De 2000 à 2006, le Comité Régional des Pêches Maritimes de Bretagne (CRPM) et la Section Régionale de la Conchyliculture (SRC) se sont associés au sein de l’Association AREVAL pour la REcolte et la VALorisation des crépidules en Bretagne-nord. Coordonnée par Côte d'Armor Développement, cette association a géré un programme de récolte et valorisation des crépidules en partenariat avec l'Ifremer. Il s’agissait de transformer le coquillage en amendement calcaire. Pour se faire, un navire sablier d'une capacité de 700 m3 a été affrété. Muni d'un « aspirateur hydraulique » et capable de travailler à de faibles profondeurs, ce navire a récolté 50 000 tonnes de crépidules entre 2002 et 2006, soit plus de 7 000 t/an. A terre, les crépidules ont été séchées et broyées et la poudre ainsi obtenue a ensuite été commercialisée pour l’agriculture en tant qu'amendement calcaire sous le nom de bicarbonate marin.
Dans ce programme, la récolte de la crépidule a fait l'objet d'un suivi par l'Ifremer, afin de mesurer l'impact de cette activité sur l'environnement marin (cartographie des zones traitées, prélèvements dans les traces…). Les résultats obtenus montrent notamment que la vitesse de recolonisation est relativement élevée en dépit des efforts de récolte.
D’autres programmes de récolte et de valorisation sont en cours de montage dans les deux baies de Saint-Brieuc et du Mont Saint-Michel. Comme la crépidule est comestible, une valorisation alimentaire est possible et permettrait une utilisation large. Certains restaurateurs l'ont déjà proposé dans leurs plateaux de fruits de mer et son utilisation dans l’industrie alimentaire est à l’essai.

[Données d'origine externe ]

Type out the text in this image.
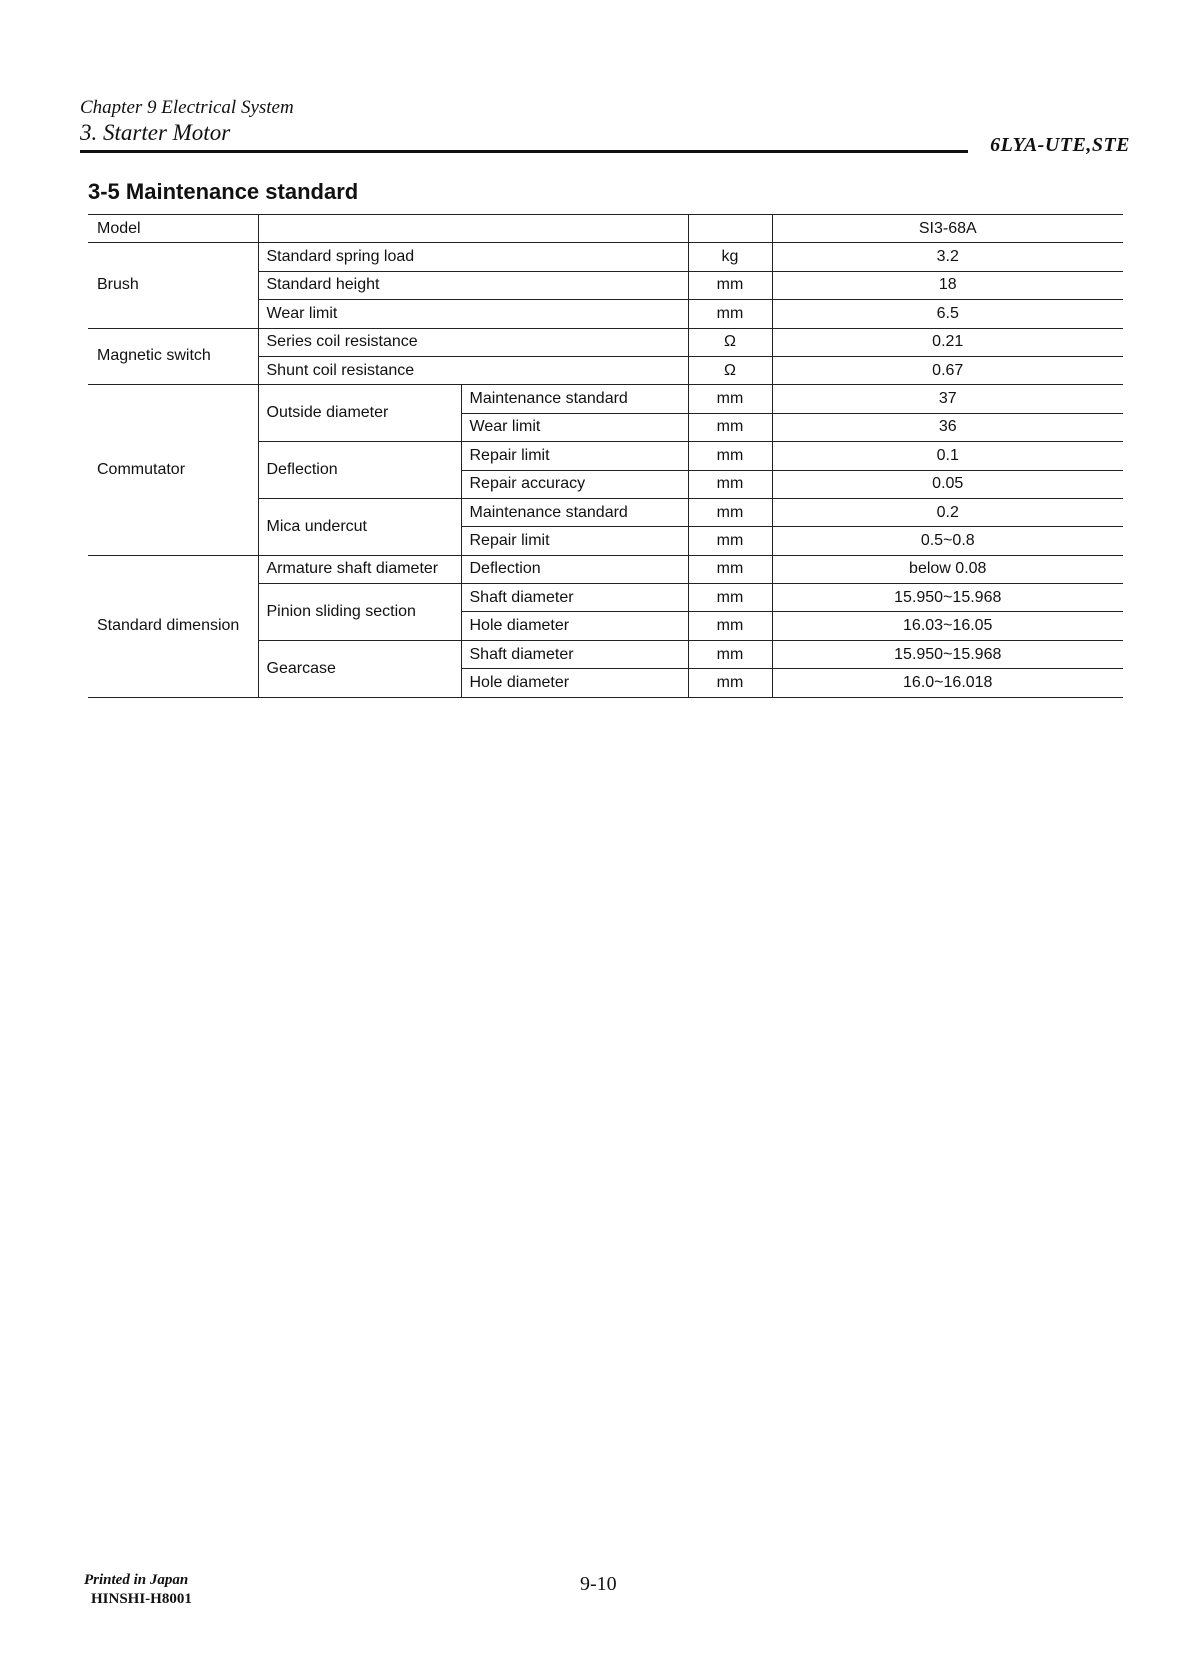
Chapter 9 Electrical System
3. Starter Motor	6LYA-UTE,STE
3-5 Maintenance standard
Model				SI3-68A
Brush	Standard spring load		kg	3.2
	Standard height		mm	18
	Wear limit		mm	6.5
Magnetic switch	Series coil resistance		Ω	0.21
	Shunt coil resistance		Ω	0.67
Commutator	Outside diameter	Maintenance standard	mm	37
		Wear limit	mm	36
	Deflection	Repair limit	mm	0.1
		Repair accuracy	mm	0.05
	Mica undercut	Maintenance standard	mm	0.2
		Repair limit	mm	0.5~0.8
Standard dimension	Armature shaft diameter	Deflection	mm	below 0.08
	Pinion sliding section	Shaft diameter	mm	15.950~15.968
		Hole diameter	mm	16.03~16.05
	Gearcase	Shaft diameter	mm	15.950~15.968
		Hole diameter	mm	16.0~16.018
Printed in Japan
HINSHI-H8001
9-10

D. Perspectives et recherches
La crépidule est au cœur de nombreuses thématiques de recherche.

La crépidule a fait l'objet de nombreuses recherches, tant sur les évaluations et la cartographie de stocks, que pour en connaître la biologie, la physiologie et l’impact sur l’environnement. Ainsi le premier programme Liteau, 1999-2002 a permis de comparer l’impact sur 4 sites (Baie de St Brieuc, rade de Brest, baie de Marennes, baie d’Arcachon) avec la participation de 4 laboratoires. Le programme Invabio lancé en 2002 a mis en commun les compétences des laboratoires de l'Institut Universitaire Européen de la Mer (IUEM-Brest) et de la Station Biologique de Roscoff. Cette mutualisation a permis d'obtenir des résultats dans plusieurs domaines :
- la connaissance des phénomènes invasifs côtiers ;
- l'évaluation des rapports coût/bénéfice de l'invasion de la crépidule sur les plans écologique et socio-économique ;
- la gestion du phénomène.
En 2003, le Ministère en charge de l’environnement a lancé un nouveau programme Liteau dont une des thématiques de recherche s’est intéressé à la crépidule sur plusieurs sites français, dont deux en Bretagne. Les chercheurs ont mis en évidence plusieurs facteurs de régulation naturelle. Il apparaît ainsi que les colonies anciennes et très denses sont moins favorables à l'installation de nouveaux individus. Cependant, ces phénomènes ne semblent pas limiter l'expansion de la crépidule ni ne sont généralisables à l’ensemble des zones colonisées. D’autres programmes de recherche soutenus par l’ANR et le GIS Europôle Mer se sont intéressés plus spécifiquement à la phase larvaire.

Rédigé par Julie Pagny (GIP BE) en collaboration avec Michel Blanchard (Ifremer) et Frédérique Viard (Station biologique de Roscoff).